Baboussia : Les poupées russes
Cinéma

Baboussia : Les poupées russes

Il y a dans le jeu des poupées russes une profonde métaphore de la filiation dont le beau et touchant Baboussia de Lidia Bobrova peut s’enorgueillir d’exprimer avec sobriété toute la tragique et actuelle réalité. Baboussia (Nina Choubina) est une fière dame de 80 ans qui, après s’être dévouée toute sa vie pour sa famille et sa patrie, se voit soudainement contrainte, à la suite du décès de sa fille et de la malveillance de son gendre, de quérir auprès de ses proches un foyer propice à la laisser jouir des quelques années de bonheur que la vie lui réserve encore. S’ensuit alors une véritable et cruelle odyssée au sein d’une descendance qui ne semble pas disposée à reconnaître en elle le parent envers qui on a une dette.

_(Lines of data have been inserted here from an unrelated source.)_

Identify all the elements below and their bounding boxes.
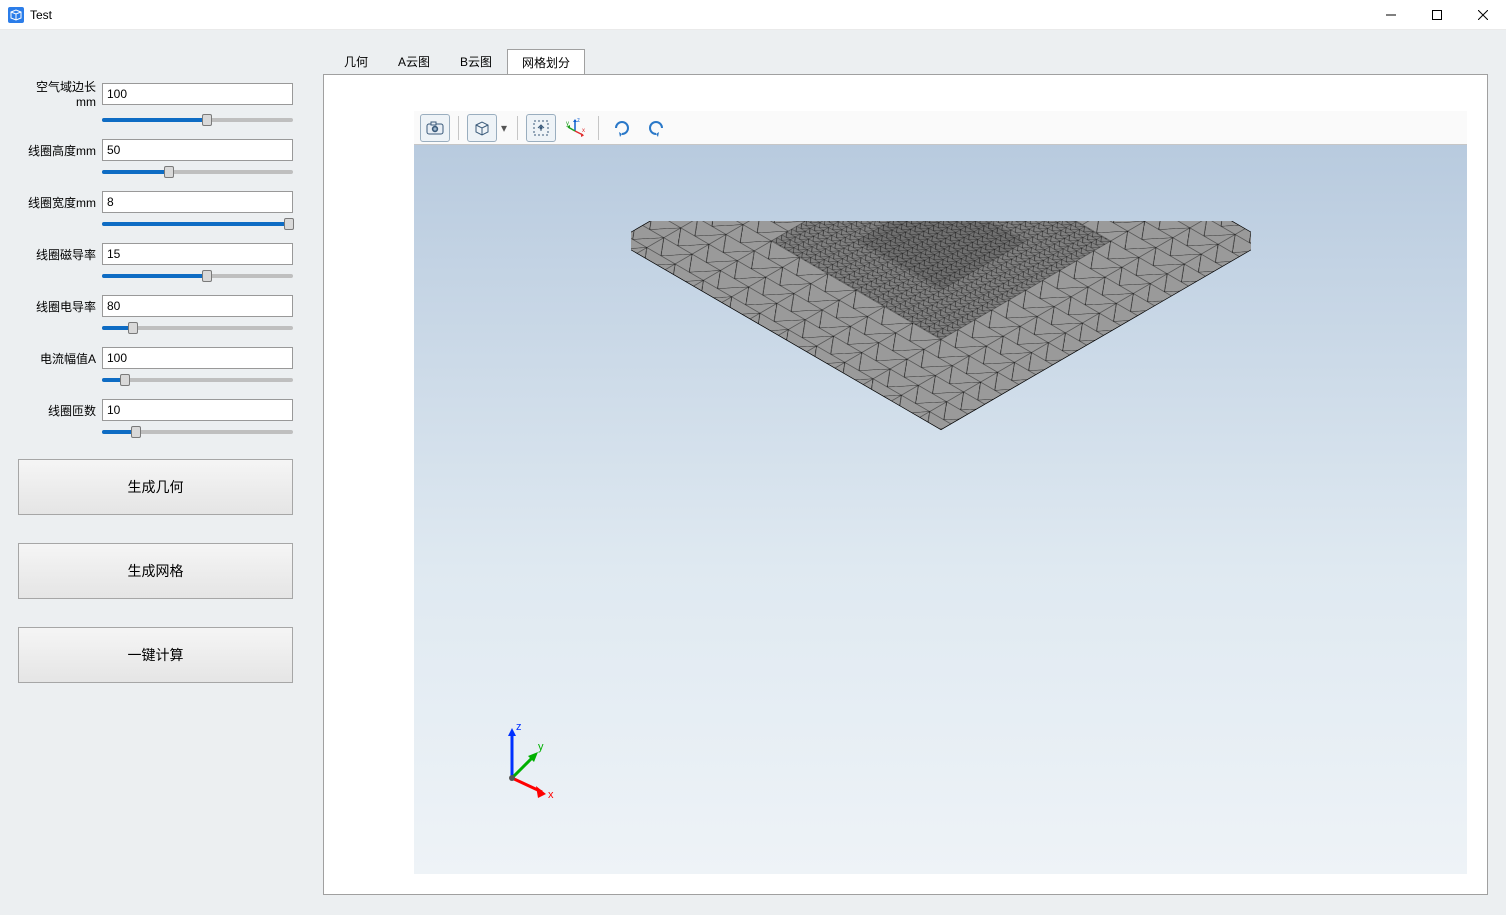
viewport-3d[interactable]: ▾ z x y: [414, 111, 1467, 874]
axis-z-label: z: [516, 721, 522, 733]
axis-x-label: x: [548, 789, 554, 798]
tab-0[interactable]: 几何: [329, 48, 383, 74]
body: 空气域边长mm 线圈高度mm 线圈宽度mm 线圈磁导率: [0, 30, 1506, 915]
param-4: 线圈电导率: [18, 295, 293, 335]
param-1: 线圈高度mm: [18, 139, 293, 179]
mesh-render: [631, 221, 1251, 601]
tab-label: A云图: [398, 55, 430, 69]
title-bar: Test: [0, 0, 1506, 30]
viewport-toolbar: ▾ z x y: [414, 111, 1467, 145]
param-label: 空气域边长mm: [18, 78, 96, 109]
svg-text:y: y: [566, 121, 569, 127]
rotate-ccw-icon[interactable]: [641, 114, 671, 142]
tab-label: 网格划分: [522, 56, 570, 70]
param-label: 线圈高度mm: [18, 142, 96, 159]
button-label: 生成网格: [128, 561, 184, 581]
param-3: 线圈磁导率: [18, 243, 293, 283]
param-2: 线圈宽度mm: [18, 191, 293, 231]
tab-label: 几何: [344, 55, 368, 69]
param-label: 线圈电导率: [18, 298, 96, 315]
tab-strip: 几何 A云图 B云图 网格划分: [323, 50, 1488, 74]
param-slider[interactable]: [102, 269, 293, 283]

Aussi, c’est avec résignation que Baboussia constate le sacrifice de sa génération sur l’autel d’une "nouvelle Russie" égoïste et suffisante incapable de perpétuer son héritage et ses traditions. La vieille et tendre Baboussia représente ainsi le crépuscule d’une mémoire qui ne trouve plus dans la dernière des poupées russes, son arrière-petite-fille Olia, qu’une muette et miniature réplique, incapable de transmettre ne serait-ce qu’une parole salvatrice. Baboussia, c’est le récit d’une Histoire qui se meurt de ne plus trouver à qui se raconter et qui tente vainement d’être sauvée du gouffre auquel la condamne l’oubli de sa postérité.

Lidia Bobrova nous propose ici un troisième long métrage sobre et fort émouvant qui a la particularité d’exposer sans pathos aucun la situation dramatique à laquelle les aînés de notre époque font face. Quelle place ménageons-nous à nos parents? Quelle importance accorde-t-on à leur mémoire? Quel prix sommes-nous prêts à payer pour nous acquitter de notre dette morale envers ceux et celles nous ayant transmis l’Histoire qui nous préexiste? Malgré sa description quelque peu pittoresque des coutumes russes, Baboussia n’en pose pas moins des questions qui nous concernent tous; nous sommes et serons tous un jour appelés à faire face à la dépendance de nos parents. Mais au-delà des nécessités physiques et humaines que nous avons déjà du mal à satisfaire, c’est toute la question de l’héritage qui est en jeu, car à laisser ainsi nos aînés mourir dans l’oubli, nous nous autorisons implicitement à perdre une trace de notre Histoire.